Specially composed in her Milan studio, Nathalie Du Pasquier presents still lifes bringing together objects, drawings, books, and photographs—assembled like fragments of an intimate language. Each composition is accompanied by a short text by the artist, revealing the stories and resonances of the chosen elements. Like a "Chinese portrait," the book unfolds as a poetic and singular self-portrait, inviting the reader to enter the artist's sensitive universe.
Conceived as a studio notebook, this book brings together a series of compositions by Nathalie Du Pasquier, created directly on the floor of her studio in Milan. Everyday objects, drawings, books, photographs—each composition is made up of carefully chosen elements, like fragments of an intimate language. These visual arrangements, both precise and instinctive, reveal her way of combining forms and colours, of creating dialogues between things, in a balance specific to her pictorial practice. They offer a rare glimpse into her world—an off-screen view of her work.
Each image is accompanied by a short text written by the artist. With a tone that is unmistakably hers—humorous, poetic, direct—these texts reveal the stories, resonances, memories or coincidences that link the elements together. This back-and-forth between image and writing gradually forms a subtle self-portrait, like a Chinese portrait.
The book's design echoes the drawing pads the artist uses in her daily practice, highlighting the importance of paper, format, and drawing as a space for reflection. Part visual journal, part object collection, part sensitive narrative, this book offers a new perspective on Nathalie Du Pasquier's work—shaped by the clarity and freedom of her unique vision.

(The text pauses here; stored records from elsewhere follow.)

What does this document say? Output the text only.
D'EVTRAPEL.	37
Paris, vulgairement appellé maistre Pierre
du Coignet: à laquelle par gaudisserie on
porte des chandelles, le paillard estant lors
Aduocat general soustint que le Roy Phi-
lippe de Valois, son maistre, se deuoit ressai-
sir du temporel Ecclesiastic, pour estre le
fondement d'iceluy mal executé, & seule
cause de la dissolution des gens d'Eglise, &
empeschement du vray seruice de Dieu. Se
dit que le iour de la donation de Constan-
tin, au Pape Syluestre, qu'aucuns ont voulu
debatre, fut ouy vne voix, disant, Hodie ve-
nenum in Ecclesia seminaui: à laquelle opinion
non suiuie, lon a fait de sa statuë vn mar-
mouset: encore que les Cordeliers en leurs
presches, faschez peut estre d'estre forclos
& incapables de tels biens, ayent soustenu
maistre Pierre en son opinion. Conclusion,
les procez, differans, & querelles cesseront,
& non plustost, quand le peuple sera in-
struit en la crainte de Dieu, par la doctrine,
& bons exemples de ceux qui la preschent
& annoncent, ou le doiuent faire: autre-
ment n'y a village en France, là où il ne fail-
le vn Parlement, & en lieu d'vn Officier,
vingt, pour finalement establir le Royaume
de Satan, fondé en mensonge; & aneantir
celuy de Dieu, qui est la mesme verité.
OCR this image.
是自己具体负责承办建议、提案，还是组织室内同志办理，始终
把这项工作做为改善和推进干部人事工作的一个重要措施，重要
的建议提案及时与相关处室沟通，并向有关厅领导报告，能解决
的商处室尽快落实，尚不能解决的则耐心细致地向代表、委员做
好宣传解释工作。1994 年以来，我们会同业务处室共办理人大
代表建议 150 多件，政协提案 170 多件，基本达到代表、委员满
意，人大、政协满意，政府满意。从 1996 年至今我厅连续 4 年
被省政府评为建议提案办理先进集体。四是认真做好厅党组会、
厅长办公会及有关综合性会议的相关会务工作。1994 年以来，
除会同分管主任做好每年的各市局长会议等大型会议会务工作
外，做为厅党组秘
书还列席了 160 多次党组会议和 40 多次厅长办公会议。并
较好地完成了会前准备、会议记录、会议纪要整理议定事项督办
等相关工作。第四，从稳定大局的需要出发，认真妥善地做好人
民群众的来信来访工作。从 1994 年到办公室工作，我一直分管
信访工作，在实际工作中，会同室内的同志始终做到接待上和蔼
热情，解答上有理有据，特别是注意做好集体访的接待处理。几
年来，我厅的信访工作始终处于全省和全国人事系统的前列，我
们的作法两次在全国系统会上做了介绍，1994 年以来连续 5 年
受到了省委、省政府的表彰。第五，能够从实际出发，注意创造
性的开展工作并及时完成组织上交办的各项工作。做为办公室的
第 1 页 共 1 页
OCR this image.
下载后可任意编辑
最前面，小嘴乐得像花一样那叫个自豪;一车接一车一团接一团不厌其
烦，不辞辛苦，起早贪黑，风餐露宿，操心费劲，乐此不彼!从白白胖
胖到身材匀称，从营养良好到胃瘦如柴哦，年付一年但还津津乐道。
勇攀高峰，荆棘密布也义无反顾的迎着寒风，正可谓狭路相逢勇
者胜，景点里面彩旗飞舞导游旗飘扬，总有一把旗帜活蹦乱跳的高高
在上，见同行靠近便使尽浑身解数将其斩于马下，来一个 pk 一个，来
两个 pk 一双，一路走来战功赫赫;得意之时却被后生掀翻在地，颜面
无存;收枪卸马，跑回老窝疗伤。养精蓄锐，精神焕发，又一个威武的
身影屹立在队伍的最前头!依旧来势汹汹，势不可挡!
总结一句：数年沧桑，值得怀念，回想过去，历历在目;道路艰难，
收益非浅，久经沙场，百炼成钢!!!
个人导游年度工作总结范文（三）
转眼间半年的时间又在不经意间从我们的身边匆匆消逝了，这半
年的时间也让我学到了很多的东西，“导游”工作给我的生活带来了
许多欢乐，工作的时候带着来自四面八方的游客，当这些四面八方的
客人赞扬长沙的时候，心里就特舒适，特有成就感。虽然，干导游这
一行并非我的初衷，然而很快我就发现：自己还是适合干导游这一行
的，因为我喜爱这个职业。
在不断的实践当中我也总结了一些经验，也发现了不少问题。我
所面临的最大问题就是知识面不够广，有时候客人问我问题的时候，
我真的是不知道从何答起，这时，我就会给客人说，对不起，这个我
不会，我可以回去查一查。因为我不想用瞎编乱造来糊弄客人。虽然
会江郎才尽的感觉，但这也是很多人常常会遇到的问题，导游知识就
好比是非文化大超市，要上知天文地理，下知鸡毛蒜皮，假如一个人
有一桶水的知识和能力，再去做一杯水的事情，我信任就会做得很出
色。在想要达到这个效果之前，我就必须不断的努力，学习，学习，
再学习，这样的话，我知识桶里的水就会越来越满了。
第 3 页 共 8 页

A famous designer and co-founder of the Memphis group in Milan in 1981, Nathalie Du Pasquier (born 1957 in Bordeaux, France, lives in Milan, Italy) accompanied the (post)modern adventure around designer Ettore Sottsass, with the creation of objects, fabrics, carpets, and furniture. In 1986, she started devoting herself exclusively to two- and three-dimensional painting. Memphis's radicalism and formal inventiveness measured solely in terms of a scathing and iconoclastic postmodernism erased a little too quickly the adventure's modern foundations. Nathalie Du Pasquier's paintings are a perfect revelation of these connections: axonometric compositions applied to painting, the palette of muffled colors, objects, when they are present in the compositions, wink at the purism of a Corbusier or an Ozenfant. Mixed with memories and assimilations arising from the most tridimensional Suprematism–the architectones–some paintings and constructions also give prominence to this history of art and the applied arts.